Amica Mutual Insurance
- Type: Mutual
- Industry: Insurance
- Founded: 1907
- Headquarters: Lincoln, Rhode Island, United States
- Key people: Edmund Shallcross III, President and CEO
- Number of employees: 3,781 (2019)
- Website: www.amica.com

= Amica Mutual Insurance =

Rhode Island-based company

Amica Mutual Insurance Company is a Rhode Island–based mutual insurance company that offers auto, home and life insurance.

Amica was founded as the Automobile Mutual Insurance Company of America by A.T. Vigneron in 1907 and originally offered auto, fire and theft insurance. Since then, Amica has expanded to offering auto, home and life insurance, as well as owning a number of subsidiary insurance companies. It is the oldest mutual insurer of automobiles in the United States.

==History==

Originally named the Automobile Mutual Insurance Company of America, Amica was founded in 1907 by A.T. Vigneron in Providence, Rhode Island. Amica was organized as a mutual insurance company, meaning that company was owned by policyholders rather than stockholders.

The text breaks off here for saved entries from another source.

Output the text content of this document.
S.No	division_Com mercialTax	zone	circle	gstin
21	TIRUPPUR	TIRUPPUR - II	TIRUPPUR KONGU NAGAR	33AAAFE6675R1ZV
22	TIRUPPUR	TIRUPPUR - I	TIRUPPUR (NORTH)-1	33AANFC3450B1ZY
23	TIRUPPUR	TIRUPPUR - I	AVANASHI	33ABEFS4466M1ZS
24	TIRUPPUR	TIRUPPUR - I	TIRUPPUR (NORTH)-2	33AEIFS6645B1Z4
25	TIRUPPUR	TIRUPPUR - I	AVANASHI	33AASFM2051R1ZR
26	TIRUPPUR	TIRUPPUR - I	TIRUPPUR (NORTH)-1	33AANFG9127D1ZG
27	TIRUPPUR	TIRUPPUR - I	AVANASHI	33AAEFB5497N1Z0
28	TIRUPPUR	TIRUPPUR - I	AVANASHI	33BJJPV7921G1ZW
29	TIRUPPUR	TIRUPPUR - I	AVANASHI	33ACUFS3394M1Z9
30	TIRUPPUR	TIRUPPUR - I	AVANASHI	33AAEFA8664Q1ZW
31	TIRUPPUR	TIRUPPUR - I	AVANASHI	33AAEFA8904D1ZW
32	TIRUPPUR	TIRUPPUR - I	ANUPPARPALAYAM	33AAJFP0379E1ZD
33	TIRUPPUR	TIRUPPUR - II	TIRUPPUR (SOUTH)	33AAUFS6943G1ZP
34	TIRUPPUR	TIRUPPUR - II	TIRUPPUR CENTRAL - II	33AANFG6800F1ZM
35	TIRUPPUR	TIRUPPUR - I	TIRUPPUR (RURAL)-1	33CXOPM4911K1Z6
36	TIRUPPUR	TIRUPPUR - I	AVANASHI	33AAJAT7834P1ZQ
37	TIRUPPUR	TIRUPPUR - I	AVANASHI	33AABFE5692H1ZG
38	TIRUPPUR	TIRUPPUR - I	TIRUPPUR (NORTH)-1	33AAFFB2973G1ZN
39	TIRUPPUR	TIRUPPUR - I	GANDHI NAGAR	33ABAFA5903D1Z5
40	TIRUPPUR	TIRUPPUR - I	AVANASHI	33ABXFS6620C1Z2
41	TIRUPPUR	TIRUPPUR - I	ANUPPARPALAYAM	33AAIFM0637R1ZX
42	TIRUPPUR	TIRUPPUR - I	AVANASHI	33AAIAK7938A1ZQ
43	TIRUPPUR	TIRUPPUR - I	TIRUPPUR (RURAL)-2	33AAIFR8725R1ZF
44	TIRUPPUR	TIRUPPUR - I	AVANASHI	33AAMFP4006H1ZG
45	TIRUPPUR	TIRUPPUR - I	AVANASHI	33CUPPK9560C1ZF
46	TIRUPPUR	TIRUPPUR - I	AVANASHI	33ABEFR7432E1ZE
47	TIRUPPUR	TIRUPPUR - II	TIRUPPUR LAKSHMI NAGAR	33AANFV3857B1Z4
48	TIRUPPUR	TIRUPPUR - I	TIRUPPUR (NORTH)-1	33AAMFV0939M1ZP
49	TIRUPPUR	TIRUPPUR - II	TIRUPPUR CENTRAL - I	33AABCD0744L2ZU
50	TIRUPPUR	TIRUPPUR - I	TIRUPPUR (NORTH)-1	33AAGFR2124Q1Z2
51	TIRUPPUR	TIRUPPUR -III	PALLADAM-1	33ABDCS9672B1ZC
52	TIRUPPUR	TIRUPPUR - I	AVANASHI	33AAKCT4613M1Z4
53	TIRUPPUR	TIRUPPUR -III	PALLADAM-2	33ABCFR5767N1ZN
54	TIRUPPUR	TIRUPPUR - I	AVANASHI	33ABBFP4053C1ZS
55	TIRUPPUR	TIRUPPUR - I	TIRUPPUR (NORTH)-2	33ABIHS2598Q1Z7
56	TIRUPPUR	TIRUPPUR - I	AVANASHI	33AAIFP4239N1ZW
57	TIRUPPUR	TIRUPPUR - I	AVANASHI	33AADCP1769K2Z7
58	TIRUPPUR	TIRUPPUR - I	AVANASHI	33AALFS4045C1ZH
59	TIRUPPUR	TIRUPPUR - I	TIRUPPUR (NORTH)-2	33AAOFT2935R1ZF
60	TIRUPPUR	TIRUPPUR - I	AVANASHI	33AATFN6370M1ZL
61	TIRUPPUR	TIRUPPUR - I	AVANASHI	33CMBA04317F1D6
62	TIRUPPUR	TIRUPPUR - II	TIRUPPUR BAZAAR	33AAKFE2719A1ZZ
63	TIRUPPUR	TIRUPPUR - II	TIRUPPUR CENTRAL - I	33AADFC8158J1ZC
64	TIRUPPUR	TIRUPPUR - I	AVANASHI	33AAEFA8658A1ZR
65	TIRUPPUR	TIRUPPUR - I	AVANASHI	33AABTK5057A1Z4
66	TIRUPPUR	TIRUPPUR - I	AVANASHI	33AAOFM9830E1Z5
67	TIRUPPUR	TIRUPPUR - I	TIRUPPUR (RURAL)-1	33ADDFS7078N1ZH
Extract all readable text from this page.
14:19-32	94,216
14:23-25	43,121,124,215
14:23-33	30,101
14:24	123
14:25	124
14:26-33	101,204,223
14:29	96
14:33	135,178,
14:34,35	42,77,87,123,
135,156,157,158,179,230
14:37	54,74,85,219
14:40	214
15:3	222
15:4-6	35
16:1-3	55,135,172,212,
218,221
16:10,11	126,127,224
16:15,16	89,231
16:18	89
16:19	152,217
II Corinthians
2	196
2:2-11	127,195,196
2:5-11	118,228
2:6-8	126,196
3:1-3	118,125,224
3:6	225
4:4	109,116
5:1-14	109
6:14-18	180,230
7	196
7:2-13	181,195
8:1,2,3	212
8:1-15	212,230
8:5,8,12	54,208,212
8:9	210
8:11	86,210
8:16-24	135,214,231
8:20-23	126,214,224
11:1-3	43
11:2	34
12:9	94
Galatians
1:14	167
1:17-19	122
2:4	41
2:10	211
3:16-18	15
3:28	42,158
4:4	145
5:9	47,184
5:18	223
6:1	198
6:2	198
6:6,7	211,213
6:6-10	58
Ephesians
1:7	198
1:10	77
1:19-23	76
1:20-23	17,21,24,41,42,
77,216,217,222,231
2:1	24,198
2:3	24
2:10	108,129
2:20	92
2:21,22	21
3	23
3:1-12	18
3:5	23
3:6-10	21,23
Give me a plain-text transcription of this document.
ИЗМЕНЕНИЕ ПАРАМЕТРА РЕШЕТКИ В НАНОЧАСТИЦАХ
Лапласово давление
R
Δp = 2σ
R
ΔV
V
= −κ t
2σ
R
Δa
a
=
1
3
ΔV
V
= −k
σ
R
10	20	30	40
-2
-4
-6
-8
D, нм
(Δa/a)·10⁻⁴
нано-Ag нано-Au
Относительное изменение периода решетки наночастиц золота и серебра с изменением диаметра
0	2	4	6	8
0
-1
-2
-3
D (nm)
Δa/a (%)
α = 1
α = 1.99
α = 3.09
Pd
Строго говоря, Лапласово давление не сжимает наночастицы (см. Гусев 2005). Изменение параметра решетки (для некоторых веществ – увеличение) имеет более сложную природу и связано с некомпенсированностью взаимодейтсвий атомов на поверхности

In 1941, Amica opened its first branch office in Boston, Massachusetts, and now has 44 locations nationwide. The company added homeowners’ insurance in 1956, and later added marine and umbrella insurance.

In 1994, Amica's corporate office moved from Providence, Rhode Island, to a larger campus in nearby Lincoln.

In 2007, Amica celebrated its 100th year of business.

In 2022, Amica replaced Dunkin' Donuts as the sponsor of the Amica Mutual Pavilion in Providence.

In 2024, Amica became the official patch sponsor of the Boston Celtics.

==Subsidiaries==
- Amica Mutual Insurance Company
- Amica Life Insurance Company
- Amica Property and Casualty Insurance Company
- Amica General Agency, LLC

== Company Involvement ==
"CEO Challenge" is an annual campaign that benefits ALS United Rhode Island to provide support for individual and families impacted by the disease.